The meeting was to have been the climax of their two-day, fact-finding trip, and, in fact, the main reason for it.
But Arafat never showed up.
He was in Amman, Jordan, when the delegation arrived Sunday in Tunis. He was still away Monday afternoon, when he was supposed to have received the Dutch diplomats.
He had not returned by 4:30 p.m. Tuesday, at which time the visitors returned to the Netherlands.
The delegation from The Hague consisted of Henri Weynandts, director general of political affairs at the Foreign Ministry, and Robert Sery, director of its Middle East division.
They were joined on arrival by Peter Houben, the Dutch ambassador to Tunisia, and his first secretary, Robert Akkerman.
Their instructions from Foreign Minister Hans van den Broek was to seek clarification from the PLO chief on a number of issues related to his current diplomatic offensive, for example, just what is the PLO’s definition of terrorism.

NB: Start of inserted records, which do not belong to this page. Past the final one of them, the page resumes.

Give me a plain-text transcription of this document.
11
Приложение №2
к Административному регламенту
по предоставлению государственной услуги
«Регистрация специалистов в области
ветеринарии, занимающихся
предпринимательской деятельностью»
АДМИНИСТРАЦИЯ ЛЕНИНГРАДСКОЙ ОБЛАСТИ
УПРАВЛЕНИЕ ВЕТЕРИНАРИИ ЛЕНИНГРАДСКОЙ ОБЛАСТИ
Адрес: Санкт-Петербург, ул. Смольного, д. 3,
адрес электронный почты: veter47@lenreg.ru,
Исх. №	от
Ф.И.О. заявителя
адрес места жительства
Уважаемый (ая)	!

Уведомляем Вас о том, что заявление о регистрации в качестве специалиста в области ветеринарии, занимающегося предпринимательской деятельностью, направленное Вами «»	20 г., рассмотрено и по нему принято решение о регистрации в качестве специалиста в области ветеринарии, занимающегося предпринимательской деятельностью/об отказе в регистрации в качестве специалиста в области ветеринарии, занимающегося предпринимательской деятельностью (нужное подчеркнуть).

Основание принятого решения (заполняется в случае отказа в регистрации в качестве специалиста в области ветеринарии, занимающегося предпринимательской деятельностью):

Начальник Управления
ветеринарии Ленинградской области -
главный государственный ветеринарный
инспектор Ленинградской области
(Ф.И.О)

The Foreign Ministry was irked by the intense publicity for what was supposed to be a low-key mission. The PLO, on the other hand, wanted maximum publicity to show that Holland, always pro-Israel, is now veering toward the Palestinian cause.
But Arafat’s apparent snub must surely have backfired. Sources here are saying he failed to show up because he did not consider the Dutch delegation of high enough level to warrant his personal attention.
Instead of returning to Tunisia from Jordan, Arafat flew to North Yemen, then to South Yemen and finally to Cairo, where he met a delegation representing the Parliament of Europe, the European Community’s legislative body.
After that, he flew to Athens to meet Greek Prime Minister Andreas Papandreou, who has long been sympathetic to the Palestinian cause.
The Dutch diplomats met with Farouk Kaddoumi, the PLO’s foreign affairs director, and Abu Alapa, the PLO’s director of economic affairs.